INFORMATION FOR PATIENTS
17 PATIENT COUNSELING INFORMATION Prescribers or other healthcare professionals should inform patients, their families, and their caregivers about the benefits and risks associated with treatment with sedative-hypnotics, should counsel them in its appropriate use, and should instruct them to read the accompanying Medication Guide [see Medication Guide (17.4) ] .
17.1 Severe anaphylactic and anaphylactoid reactions Inform patients that severe anaphylactic and anaphylactoid reactions have occurred with zolpidem.
Describe the signs/symptoms of these reactions and advise patients to seek medical attention immediately if any of them occur.
17.2 Sleep-driving and other complex behaviors There have been reports of people getting out of bed after taking a sedative-hypnotic and driving their cars while not fully awake, often with no memory of the event.
If a patient experiences such an episode, it should be reported to his or her doctor immediately, since “sleep-driving” can be dangerous.
This behavior is more likely to occur when Ambien CR is taken with alcohol or other central nervous system depressants [see Warnings and Precautions (5.3) ] .
Other complex behaviors (e.g., preparing and eating food, making phone calls, or having sex) have been reported in patients who are not fully awake after taking a sedative-hypnotic.
As with “sleep-driving”, patients usually do not remember these events.
In addition, patients should be advised to report all concomitant medications to the prescriber.
Patients should be instructed to report events such as “sleep-driving” and other complex behaviors immediately to the prescriber.
17.3 Administration instructions Patients should be counseled to take Ambien right before they get into bed and only when they are able to stay in bed a full night (7–8 hours) before being active again.
Ambien CR tablets should not be crushed, divided, or chewed, and should not be taken with or immediately after a meal.
Advise patients NOT to take Ambien CR when drinking alcohol.
17.4 Medication Guide
DOSAGE AND ADMINISTRATION
2 The dose of Ambien CR should be individualized.
Adult dose: 12.5 mg once daily immediately before bedtime ( 2.1 ) Elderly/debilitated/hepatically impaired patients: 6.25 mg once daily immediately before bedtime ( 2.2 ) Tablets to be swallowed whole, not to be crushed, divided or chewed.
Should not be taken with or immediately after a meal ( 2.4 ) 2.1 Dosage in adults The recommended dose of Ambien CR for adults is 12.5 mg once daily immediately before bedtime.
The total Ambien CR dose should not exceed 12.5 mg per day.

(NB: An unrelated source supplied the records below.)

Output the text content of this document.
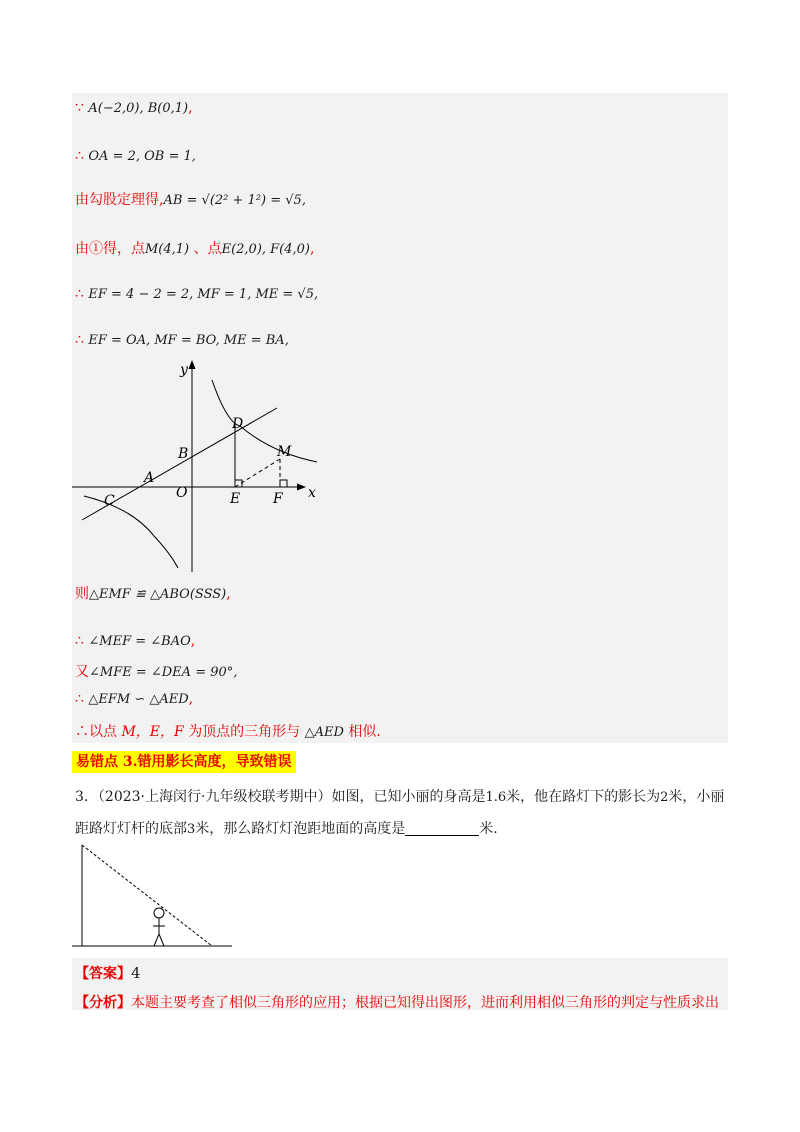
∵ A(−2,0), B(0,1),
∴ OA = 2, OB = 1,
由勾股定理得,AB = √(2² + 1²) = √5,
由①得，点M(4,1) 、点E(2,0), F(4,0),
∴ EF = 4 − 2 = 2, MF = 1, ME = √5,
∴ EF = OA, MF = BO, ME = BA,
y
x
D
M
B
A
C	O	E F
则△EMF ≌ △ABO(SSS),
∴ ∠MEF = ∠BAO,
又∠MFE = ∠DEA = 90°,
∴ △EFM ∽ △AED,
∴以点 M，E，F 为顶点的三角形与 △AED 相似.
易错点 3.错用影长高度，导致错误
3．（2023·上海闵行·九年级校联考期中）如图，已知小丽的身高是1.6米，他在路灯下的影长为2米，小丽
距路灯灯杆的底部3米，那么路灯灯泡距地面的高度是	米.
【答案】4
【分析】本题主要考查了相似三角形的应用；根据已知得出图形，进而利用相似三角形的判定与性质求出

2.2 Special populations Elderly or debilitated patients may be especially sensitive to the effects of zolpidem tartrate.
Patients with hepatic insufficiency do not clear the drug as rapidly as normals.
The recommended dose of Ambien CR in both of these patient populations is 6.25 mg once daily immediately before bedtime [see Warnings and Precautions (5.6) ].
2.3 Use with CNS depressants Dosage adjustments may be necessary when Ambien CR is combined with other CNS depressant drugs because of the potentially additive effects [see Warnings and Precautions (5.5) ] .
2.4 Administration Ambien CR extended-release tablets should be swallowed whole, and not be divided, crushed, or chewed.
The effect of Ambien CR may be slowed by ingestion with or immediately after a meal.